The mechanical strength is also rarely studied in Heusler compounds. One study has shown that, in off-stoichiometric Ni2MnIn, the material reaches a peak strength of 475 MPa at 773 K, which drastically reduces to below 200 MPa at 973 K. In another study, a polycrystalline Heusler alloy composed of the Ni-Mn-Sn ternary composition space was found to possess a peak compressive strength of about 2000 MPa with plastic deformation up to 5%. However, the addition of Indium to the Ni-Mn-Sn ternary alloy not only increases the porosity of the samples, but it also reduces the compressive strength to 500 MPa. It is unclear from the study what percentage of the porosity increase from the Indium addition reduces the strength. Note that this is opposite to the outcome expected from solid solution strengthening, where adding Indium to the ternary system slows dislocation movement through dislocation-solute interaction and subsequently increases the material's strength.

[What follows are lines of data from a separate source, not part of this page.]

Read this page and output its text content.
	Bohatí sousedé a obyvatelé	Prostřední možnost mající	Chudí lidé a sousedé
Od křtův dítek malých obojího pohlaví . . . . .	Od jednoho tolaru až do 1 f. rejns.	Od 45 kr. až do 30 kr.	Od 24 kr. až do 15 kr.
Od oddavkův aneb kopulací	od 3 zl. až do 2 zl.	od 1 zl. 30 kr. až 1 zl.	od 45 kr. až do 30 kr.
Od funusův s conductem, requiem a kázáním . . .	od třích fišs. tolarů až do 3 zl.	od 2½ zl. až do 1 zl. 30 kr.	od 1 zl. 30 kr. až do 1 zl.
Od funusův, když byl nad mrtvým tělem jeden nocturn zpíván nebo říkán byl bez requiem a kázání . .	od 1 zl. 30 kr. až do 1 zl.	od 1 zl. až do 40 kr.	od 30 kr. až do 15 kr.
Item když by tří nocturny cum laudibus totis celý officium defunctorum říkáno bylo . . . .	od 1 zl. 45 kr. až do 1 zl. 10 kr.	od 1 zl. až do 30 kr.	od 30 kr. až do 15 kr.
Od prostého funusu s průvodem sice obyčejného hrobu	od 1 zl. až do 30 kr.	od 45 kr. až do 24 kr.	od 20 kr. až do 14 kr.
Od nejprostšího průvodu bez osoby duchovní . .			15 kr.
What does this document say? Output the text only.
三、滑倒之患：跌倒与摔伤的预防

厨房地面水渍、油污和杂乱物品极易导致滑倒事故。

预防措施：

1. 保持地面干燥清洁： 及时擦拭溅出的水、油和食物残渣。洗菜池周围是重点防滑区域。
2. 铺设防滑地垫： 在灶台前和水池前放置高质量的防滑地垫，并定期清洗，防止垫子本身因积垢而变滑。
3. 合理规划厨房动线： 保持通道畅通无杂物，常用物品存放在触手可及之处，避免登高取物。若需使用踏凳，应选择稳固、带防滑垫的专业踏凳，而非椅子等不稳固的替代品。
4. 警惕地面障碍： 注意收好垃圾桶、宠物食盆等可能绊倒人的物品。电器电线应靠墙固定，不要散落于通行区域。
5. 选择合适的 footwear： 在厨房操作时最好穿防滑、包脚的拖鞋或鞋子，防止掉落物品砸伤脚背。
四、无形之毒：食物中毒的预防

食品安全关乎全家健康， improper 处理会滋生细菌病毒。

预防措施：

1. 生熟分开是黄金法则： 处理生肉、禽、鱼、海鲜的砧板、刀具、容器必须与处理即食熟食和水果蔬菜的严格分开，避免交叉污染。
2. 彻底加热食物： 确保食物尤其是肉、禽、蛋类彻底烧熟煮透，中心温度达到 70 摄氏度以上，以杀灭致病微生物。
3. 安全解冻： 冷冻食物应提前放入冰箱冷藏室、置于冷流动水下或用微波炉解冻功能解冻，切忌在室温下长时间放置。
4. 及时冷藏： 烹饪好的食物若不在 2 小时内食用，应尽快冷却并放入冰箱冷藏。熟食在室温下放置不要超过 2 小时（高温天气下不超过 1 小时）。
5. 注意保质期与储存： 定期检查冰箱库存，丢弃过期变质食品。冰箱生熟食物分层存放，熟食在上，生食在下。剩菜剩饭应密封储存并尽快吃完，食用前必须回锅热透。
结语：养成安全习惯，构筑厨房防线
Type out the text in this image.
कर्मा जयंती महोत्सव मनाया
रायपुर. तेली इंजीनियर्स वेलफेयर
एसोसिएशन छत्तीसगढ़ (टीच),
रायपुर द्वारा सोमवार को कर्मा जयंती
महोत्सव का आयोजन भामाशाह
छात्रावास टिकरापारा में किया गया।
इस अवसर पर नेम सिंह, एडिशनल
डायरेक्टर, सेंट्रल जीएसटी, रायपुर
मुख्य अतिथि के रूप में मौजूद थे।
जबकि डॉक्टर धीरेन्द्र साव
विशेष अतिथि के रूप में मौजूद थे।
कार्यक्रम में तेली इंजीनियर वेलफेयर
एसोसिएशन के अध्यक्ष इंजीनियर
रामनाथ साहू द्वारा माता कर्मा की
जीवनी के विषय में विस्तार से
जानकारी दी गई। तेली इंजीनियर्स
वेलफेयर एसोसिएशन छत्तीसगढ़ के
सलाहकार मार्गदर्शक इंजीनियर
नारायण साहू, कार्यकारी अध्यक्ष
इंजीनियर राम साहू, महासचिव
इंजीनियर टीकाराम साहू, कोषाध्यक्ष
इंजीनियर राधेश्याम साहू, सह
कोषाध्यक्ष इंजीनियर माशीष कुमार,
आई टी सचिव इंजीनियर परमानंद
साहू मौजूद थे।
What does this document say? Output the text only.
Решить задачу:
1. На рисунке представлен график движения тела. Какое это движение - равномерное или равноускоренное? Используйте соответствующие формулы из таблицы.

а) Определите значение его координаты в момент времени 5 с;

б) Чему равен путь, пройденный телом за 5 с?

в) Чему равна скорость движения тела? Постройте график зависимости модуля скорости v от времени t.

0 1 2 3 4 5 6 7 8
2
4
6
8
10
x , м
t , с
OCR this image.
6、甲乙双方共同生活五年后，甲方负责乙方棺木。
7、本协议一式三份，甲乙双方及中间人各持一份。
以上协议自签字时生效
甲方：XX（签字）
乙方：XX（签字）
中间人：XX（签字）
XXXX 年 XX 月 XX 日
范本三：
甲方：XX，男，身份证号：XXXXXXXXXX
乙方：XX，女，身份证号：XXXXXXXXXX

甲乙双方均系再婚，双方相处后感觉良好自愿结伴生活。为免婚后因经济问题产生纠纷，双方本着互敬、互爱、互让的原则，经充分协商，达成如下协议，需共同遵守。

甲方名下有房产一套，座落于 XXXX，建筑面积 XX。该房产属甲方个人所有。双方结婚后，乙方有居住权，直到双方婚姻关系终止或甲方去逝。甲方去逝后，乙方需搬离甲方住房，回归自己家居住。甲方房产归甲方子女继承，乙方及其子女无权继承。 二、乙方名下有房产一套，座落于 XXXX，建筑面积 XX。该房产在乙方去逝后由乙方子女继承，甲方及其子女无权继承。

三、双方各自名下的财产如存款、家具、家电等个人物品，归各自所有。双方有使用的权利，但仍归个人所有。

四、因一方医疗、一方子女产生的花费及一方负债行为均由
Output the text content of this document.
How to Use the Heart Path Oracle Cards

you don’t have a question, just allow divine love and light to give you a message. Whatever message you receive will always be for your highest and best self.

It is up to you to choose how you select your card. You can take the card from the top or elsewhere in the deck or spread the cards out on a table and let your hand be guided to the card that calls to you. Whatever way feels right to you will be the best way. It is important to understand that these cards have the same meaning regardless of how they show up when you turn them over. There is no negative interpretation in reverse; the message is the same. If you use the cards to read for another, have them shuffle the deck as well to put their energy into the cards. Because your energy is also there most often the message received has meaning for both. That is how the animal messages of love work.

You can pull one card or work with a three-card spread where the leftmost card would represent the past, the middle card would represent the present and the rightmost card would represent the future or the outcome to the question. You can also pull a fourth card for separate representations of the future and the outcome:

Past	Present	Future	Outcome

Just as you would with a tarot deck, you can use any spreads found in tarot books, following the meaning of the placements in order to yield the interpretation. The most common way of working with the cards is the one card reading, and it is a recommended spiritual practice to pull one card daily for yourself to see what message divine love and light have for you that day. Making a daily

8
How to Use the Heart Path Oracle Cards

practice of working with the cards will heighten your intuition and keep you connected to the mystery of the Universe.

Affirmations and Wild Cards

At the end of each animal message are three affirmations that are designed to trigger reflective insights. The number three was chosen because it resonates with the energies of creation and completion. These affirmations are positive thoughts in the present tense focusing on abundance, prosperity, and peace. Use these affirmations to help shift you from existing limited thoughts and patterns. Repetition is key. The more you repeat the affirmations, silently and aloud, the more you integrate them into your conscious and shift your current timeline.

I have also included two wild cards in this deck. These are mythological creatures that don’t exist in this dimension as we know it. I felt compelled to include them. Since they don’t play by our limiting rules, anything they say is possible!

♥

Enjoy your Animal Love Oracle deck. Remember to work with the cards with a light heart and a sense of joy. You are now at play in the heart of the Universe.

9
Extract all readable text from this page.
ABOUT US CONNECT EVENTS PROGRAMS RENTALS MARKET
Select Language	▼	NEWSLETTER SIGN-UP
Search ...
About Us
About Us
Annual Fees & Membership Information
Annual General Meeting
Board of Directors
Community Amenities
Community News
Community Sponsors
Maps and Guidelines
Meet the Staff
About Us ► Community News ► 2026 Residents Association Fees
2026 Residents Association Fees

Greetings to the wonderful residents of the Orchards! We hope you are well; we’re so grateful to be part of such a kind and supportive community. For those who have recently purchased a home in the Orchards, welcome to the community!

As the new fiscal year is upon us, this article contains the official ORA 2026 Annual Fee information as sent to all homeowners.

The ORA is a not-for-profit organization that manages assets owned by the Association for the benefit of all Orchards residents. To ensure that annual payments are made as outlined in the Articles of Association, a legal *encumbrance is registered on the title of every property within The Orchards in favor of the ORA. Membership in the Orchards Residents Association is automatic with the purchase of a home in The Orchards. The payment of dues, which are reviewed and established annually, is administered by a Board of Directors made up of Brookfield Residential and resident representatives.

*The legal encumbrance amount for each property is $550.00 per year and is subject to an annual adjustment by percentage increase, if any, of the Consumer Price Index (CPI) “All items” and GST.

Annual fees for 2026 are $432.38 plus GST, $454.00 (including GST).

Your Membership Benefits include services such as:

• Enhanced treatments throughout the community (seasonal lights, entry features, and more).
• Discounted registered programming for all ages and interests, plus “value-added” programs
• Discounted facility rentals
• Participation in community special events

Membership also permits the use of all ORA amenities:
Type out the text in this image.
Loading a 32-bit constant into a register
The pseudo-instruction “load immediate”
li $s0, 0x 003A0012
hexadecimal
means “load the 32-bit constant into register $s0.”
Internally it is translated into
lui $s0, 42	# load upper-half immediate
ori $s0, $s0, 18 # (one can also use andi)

The fracture toughness can also be tuned with composition modifications. For example, the average toughness of Ti1-xxNiSn ranges from 1.86 MPa m1/2 to 2.16 MPa m1/2, increasing with Zr/Hf content. The preparation of samples may affect the measured fracture toughness however, as elaborated by O’Connor et al. In their study, samples of Ti0.5Hf0.5Co0.5Ir0.5Sb1-xSnx were prepared using three different methods: a high-temperature solid state reaction, high-energy ball milling, and a combination of both. The study found higher fracture toughness in samples prepared without a high-energy ball milling step of 2.7 MPa m1/2 to 4.1 MPa m1/2, as opposed to samples that were prepared with ball milling of 2.2 MPa m1/2 to 3.0 MPa m1/2. Fracture toughness is sensitive to inclusions and existing cracks in the material, so it is as expected dependent the sample preparation.